Swiss regulators argue that UBS must have stronger capital requirements to safeguard the national economy and financial system, given the bank’s balance topped $1.7 trillion in 2023, roughly double the projected Swiss economic output of last year. UBS insists it is not “too big to fail” and that the additional capital requirements — set to drain its cash liquidity — will impact the bank’s competitiveness.

At the heart of the standoff are pressing concerns over UBS’ ability to buffer any prospective losses at its foreign units, where it has, until now, had the duty to back 60% of capital with capital at the parent bank.

Higher capital requirements can whittle down a bank’s balance sheet and credit supply by bolstering a lender’s funding costs and choking off their willingness to lend — as well as waning their appetite for risk. For shareholders, of note will be the potential impact on discretionary funds available for distribution, including dividends, share buybacks and bonus payments.

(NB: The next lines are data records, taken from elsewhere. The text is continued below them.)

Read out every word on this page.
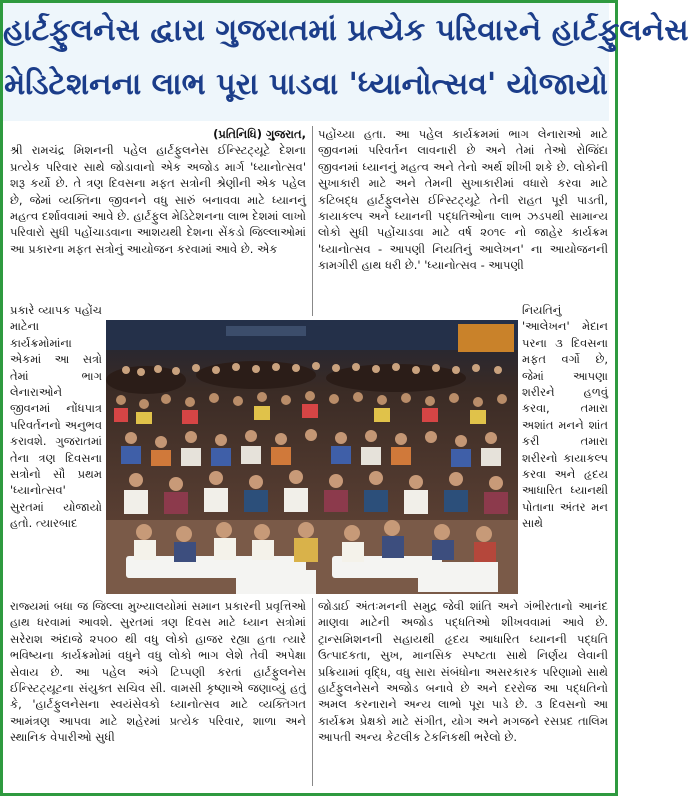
હાર્ટફુલનેસ દ્વારા ગુજરાતમાં પ્રત્યેક પરિવારને હાર્ટફુલનેસ
મેડિટેશનના લાભ પૂરા પાડવા 'ધ્યાનોત્સવ' યોજાયો

(પ્રતિનિધિ) ગુજરાત,

શ્રી રામચંદ્ર મિશનની પહેલ હાર્ટફુલનેસ ઈન્સ્ટિટ્યૂટે દેશના પ્રત્યેક પરિવાર સાથે જોડાવાનો એક અજોડ માર્ગ 'ધ્યાનોત્સવ' શરૂ કર્યો છે. તે ત્રણ દિવસના મફત સત્રોની શ્રેણીની એક પહેલ છે, જેમાં વ્યક્તિના જીવનને વધુ સારું બનાવવા માટે ધ્યાનનું મહત્વ દર્શાવવામાં આવે છે. હાર્ટફુલ મેડિટેશનના લાભ દેશમાં લાખો પરિવારો સુધી પહોંચાડવાના આશયથી દેશના સેંકડો જિલ્લાઓમાં આ પ્રકારના મફત સત્રોનું આયોજન કરવામાં આવે છે. એક

પહોંચ્યા હતા. આ પહેલ કાર્યક્રમમાં ભાગ લેનારાઓ માટે જીવનમાં પરિવર્તન લાવનારી છે અને તેમાં તેઓ રોજિંદા જીવનમાં ધ્યાનનું મહત્વ અને તેનો અર્થ શીખી શકે છે. લોકોની સુખાકારી માટે અને તેમની સુખાકારીમાં વધારો કરવા માટે કટિબદ્ધ હાર્ટફુલનેસ ઈન્સ્ટિટ્યૂટે તેની રાહત પૂરી પાડતી, કાયાકલ્પ અને ધ્યાનની પદ્ધતિઓના લાભ ઝડપથી સામાન્ય લોકો સુધી પહોંચાડવા માટે વર્ષ ૨૦૧૯ નો જાહેર કાર્યક્રમ 'ધ્યાનોત્સવ - આપણી નિયતિનું આલેખન' ના આયોજનની કામગીરી હાથ ધરી છે.' 'ધ્યાનોત્સવ - આપણી

પ્રકારે વ્યાપક પહોંચ માટેના કાર્યક્રમોમાંના એકમાં આ સત્રો તેમાં ભાગ લેનારાઓને જીવનમાં નોંધપાત્ર પરિવર્તનનો અનુભવ કરાવશે. ગુજરાતમાં તેના ત્રણ દિવસના સત્રોનો સૌ પ્રથમ 'ધ્યાનોત્સવ' સુરતમાં યોજાયો હતો. ત્યારબાદ

નિયતિનું 'આલેખન' મેદાન પરના ૩ દિવસના મફત વર્ગો છે, જેમાં આપણા શરીરને હળવું કરવા, તમારા અશાંત મનને શાંત કરી તમારા શરીરનો કાયાકલ્પ કરવા અને હૃદય આધારિત ધ્યાનથી પોતાના અંતર મન સાથે

રાજ્યમાં બધા જ જિલ્લા મુખ્યાલયોમાં સમાન પ્રકારની પ્રવૃત્તિઓ હાથ ધરવામાં આવશે. સુરતમાં ત્રણ દિવસ માટે ધ્યાન સત્રોમાં સરેરાશ અંદાજે ૨૫૦૦ થી વધુ લોકો હાજર રહ્યા હતા ત્યારે ભવિષ્યના કાર્યક્રમોમાં વધુને વધુ લોકો ભાગ લેશે તેવી અપેક્ષા સેવાય છે. આ પહેલ અંગે ટિપ્પણી કરતાં હાર્ટફુલનેસ ઈન્સ્ટિટ્યૂટના સંયુક્ત સચિવ સી. વામસી કૃષ્ણાએ જણાવ્યું હતું કે, 'હાર્ટફુલનેસના સ્વયંસેવકો ધ્યાનોત્સવ માટે વ્યક્તિગત આમંત્રણ આપવા માટે શહેરમાં પ્રત્યેક પરિવાર, શાળા અને સ્થાનિક વેપારીઓ સુધી

જોડાઈ અંતઃમનની સમુદ્ર જેવી શાંતિ અને ગંભીરતાનો આનંદ માણવા માટેની અજોડ પદ્ધતિઓ શીખવવામાં આવે છે. ટ્રાન્સમિશનની સહાયથી હૃદય આધારિત ધ્યાનની પદ્ધતિ ઉત્પાદકતા, સુખ, માનસિક સ્પષ્ટતા સાથે નિર્ણય લેવાની પ્રક્રિયામાં વૃદ્ધિ, વધુ સારા સંબંધોના અસરકારક પરિણામો સાથે હાર્ટફુલનેસને અજોડ બનાવે છે અને દરરોજ આ પદ્ધતિનો અમલ કરનારાને અન્ય લાભો પૂરા પાડે છે. ૩ દિવસનો આ કાર્યક્રમ પ્રેક્ષકો માટે સંગીત, યોગ અને મગજને રસપ્રદ તાલિમ આપતી અન્ય કેટલીક ટેકનિકથી ભરેલો છે.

“While winding down Credit Suisse’s legacy businesses should free up capital and reduce costs for UBS, much of these gains could be absorbed by stricter regulatory demands,” Johann Scholtz, senior equity analyst at Morningstar, said in a note preceding the FINMA announcement. 

“Such measures may place UBS’s capital requirements well above those faced by rivals in the United States, putting pressure on returns and reducing prospects for narrowing its long-term valuation gap. Even its long-standing premium rating relative to the European banking sector has recently evaporated.”

The prospect of stringent Swiss capital rules and UBS’ extensive U.S. presence through its core global wealth management division comes as White House trade tariffs already weigh on the bank’s fortunes. In a dramatic twist, the bank lost its crown as continental Europe’s most valuable lender by market capitalization to Spanish giant Santander in mid-April.